Inhibition of Progenitor Dendritic Cell Maturation by Plasma from Patients with Peripartum Cardiomyopathy: Role in Pregnancy-associated Heart Disease

1Department of Gynecology and Obstetrics, Emory University School of Medicine, Atlanta 30322, GA, USA
2Department of Pathology and Laboratory Medicine, Department of Pathology and Laboratory Medicine, Atlanta 30322, GA, USA
3Department of Adult Medicine, Deschapelles, Hospital Albert Schweitzer, Haiti

Copyright © 2005 Hindawi Publishing Corporation. This is an open access article distributed under the Creative Commons Attribution License, which permits unrestricted use, distribution, and reproduction in any medium, provided the original work is properly cited.

Abstract

Dendritic cells (DCs) play dual roles in innate and adaptive immunity based on their functional maturity, and both innate and adaptive immune responses have been implicated in myocardial tissue remodeling associated with cardiomyopathies. Peripartum cardiomyopathy (PPCM) is a rare disorder which affects women within one month antepartum to five months postpartum. A high occurrence of PPCM in central Haiti (1 in 300 live births) provided the unique opportunity to study the relationship of immune activation and DC maturation to the etiology of this disorder. Plasma samples from two groups (n = 12) of age- and parity-matched Haitian women with or without evidence of PPCM were tested for levels of biomarkers of cardiac tissue remodeling and immune activation. Significantly elevated levels of GM-CSF, endothelin-1, proBNP and CRP and decreased levels of TGF- were measured in PPCM subjects relative to controls.

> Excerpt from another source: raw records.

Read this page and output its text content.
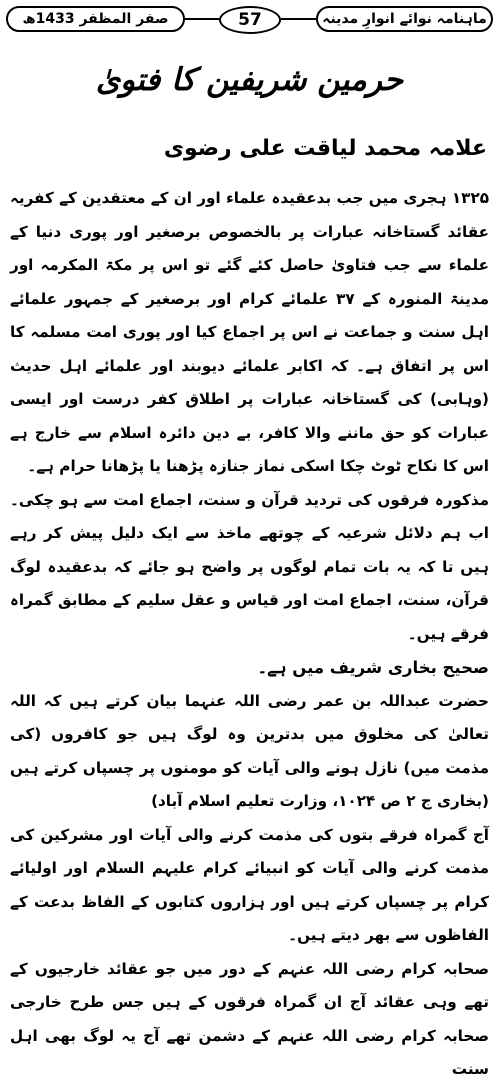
صفر المظفر 1433ھ	57	ماہنامہ نوائے انوارِ مدینہ
حرمین شریفین کا فتویٰ
علامہ محمد لیاقت علی رضوی

۱۳۲۵ ہجری میں جب بدعقیدہ علماء اور ان کے معتقدین کے کفریہ عقائد گستاخانہ عبارات پر بالخصوص برصغیر اور پوری دنیا کے علماء سے جب فتاویٰ حاصل کئے گئے تو اس پر مکۃ المکرمہ اور مدینۃ المنورہ کے ۳۷ علمائے کرام اور برصغیر کے جمہور علمائے اہل سنت و جماعت نے اس پر اجماع کیا اور پوری امت مسلمہ کا اس پر اتفاق ہے۔ کہ اکابر علمائے دیوبند اور علمائے اہل حدیث (وہابی) کی گستاخانہ عبارات پر اطلاق کفر درست اور ایسی عبارات کو حق ماننے والا کافر، بے دین دائرہ اسلام سے خارج ہے اس کا نکاح ٹوٹ چکا اسکی نماز جنازہ پڑھنا یا پڑھانا حرام ہے۔

مذکورہ فرقوں کی تردید قرآن و سنت، اجماع امت سے ہو چکی۔ اب ہم دلائل شرعیہ کے چوتھے ماخذ سے ایک دلیل پیش کر رہے ہیں تا کہ یہ بات تمام لوگوں پر واضح ہو جائے کہ بدعقیدہ لوگ قرآن، سنت، اجماع امت اور قیاس و عقل سلیم کے مطابق گمراہ فرقے ہیں۔

صحیح بخاری شریف میں ہے۔

حضرت عبداللہ بن عمر رضی اللہ عنہما بیان کرتے ہیں کہ اللہ تعالیٰ کی مخلوق میں بدترین وہ لوگ ہیں جو کافروں (کی مذمت میں) نازل ہونے والی آیات کو مومنوں پر چسپاں کرتے ہیں (بخاری ج ۲ ص ۱۰۲۴، وزارت تعلیم اسلام آباد)

آج گمراہ فرقے بتوں کی مذمت کرنے والی آیات اور مشرکین کی مذمت کرنے والی آیات کو انبیائے کرام علیہم السلام اور اولیائے کرام پر چسپاں کرتے ہیں اور ہزاروں کتابوں کے الفاظ بدعت کے الفاظوں سے بھر دیتے ہیں۔

صحابہ کرام رضی اللہ عنہم کے دور میں جو عقائد خارجیوں کے تھے وہی عقائد آج ان گمراہ فرقوں کے ہیں جس طرح خارجی صحابہ کرام رضی اللہ عنہم کے دشمن تھے آج یہ لوگ بھی اہل سنت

Yet despite these findings, in vitro maturation of normal human cord blood derived progenitor dendritic cells (CBDCs) was significantly reduced (p < 0.001) in the presence of plasma from PPCM patients relative to plasma from post-partum control subjects as determined by expression of CD80, CD86, CD83, CCR7, MHC class II and the ability of these matured CBDCs to induce allo-responses in PBMCs. These results represent the first findings linking inhibition of DC maturation to the dysregulation of normal physiologic cardiac tissue remodeling during pregnancy and the pathogenesis of PPCM.